Nothing Schools Chancellor Joel Klein can say will calm the furor and sense of betrayal parents and teachers at Public School 15 in Brooklyn have felt for the past few weeks.

"There is a deliberate attempt [by Klein] to undermine and dismantle a successful public school, and we're going to fight it," Lydia Bellahcene, a leader of the Parents Association and mother of three students at the Red Hook school, vowed Tuesday.

The target here is not a failed school. Even the bureaucrats at Tweed have given PS 15 an A rating for three straight years.

Yet, parents at the school find themselves locked in a neighborhood civil war instigated by the Department of Education. Their nemesis is PAVE Academy, a charter school that shares their building but keeps demanding more space.

The same conflict is being fought out in scores of New York City neighborhoods.

It is one of the main reasons Democratic lawmakers in Albany Tuesday rebuffed intense pressure from Klein, Mayor Bloomberg, Gov. Paterson - even from the Obama White House - to lift the cap on the number of charter schools in the state.

The lawmakers did so even though they risked the state's losing hundreds of million of dollars in "Race to the Top" federal school aid.

Assembly Speaker Sheldon Silver (D-Manhattan) showed the most courage. He was prepared to lift the cap, but only if Klein and other school superintendents agreed to some checks and balances. Among those were new regulations requiring approval from public school parents before space in their school could be turned over to a charter.

Senate Democratic Conference Leader John Sampson of Brooklyn tried to act with Silver but couldn't muster a majority in his closely divided and dysfunctional Senate.

So Silver and Sampson decided no bill is better than a bad one. So the cap on charters stays at 200 statewide.
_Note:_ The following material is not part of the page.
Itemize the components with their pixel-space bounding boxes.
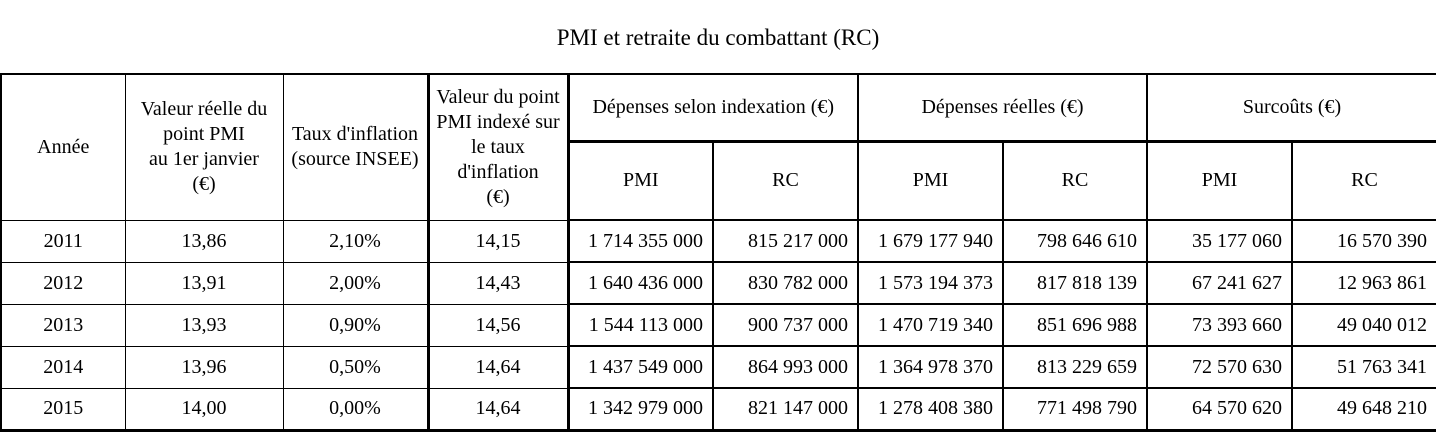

The parents at PS 15 know the importance of having a real voice. A few years ago, Klein's aides announced they were temporarily installing the new PAVE Academy in their school. It was only for two years, Tweed told PS 15, until the charter could find its own building.

PAVE happens to be run by Spencer Robertson, the son of billionaire Julian Robertson. The father's foundation donated $10 million to various educational reform efforts Klein started.

"We were shocked at the arrogance we were met with when they [PAVE] arrived, as if this building was theirs," Bellahcene said. "They insisted on separate entrances, stairwells and even bathrooms for their students. They even discourage their children from talking to ours."

"I'm sorry they feel that way," PAVE director Robertson said Tuesday. "We believe firmly there is room for our two schools to be successful with co-location. We're working on that."

And he's banking on a lot more time.

A few months ago, the Department of Education suddenly reversed itself and announced plans for PAVE to stay at PS 15 for up to five more years - until Robertson erects a brand new building for his school.

Since PAVE only has kindergarten to second grade, that will mean adding new grades each year, which means more classrooms.

"They are forcing PS 15's enrollment to shrink," one teacher said. "There aren't enough rooms in the building for basic programming."

All the things that made Public School 15 a true jewel for the children of Red Hook are being torn apart, the parents say.

If this is what Klein calls a race to the top, someone save them from it, quick.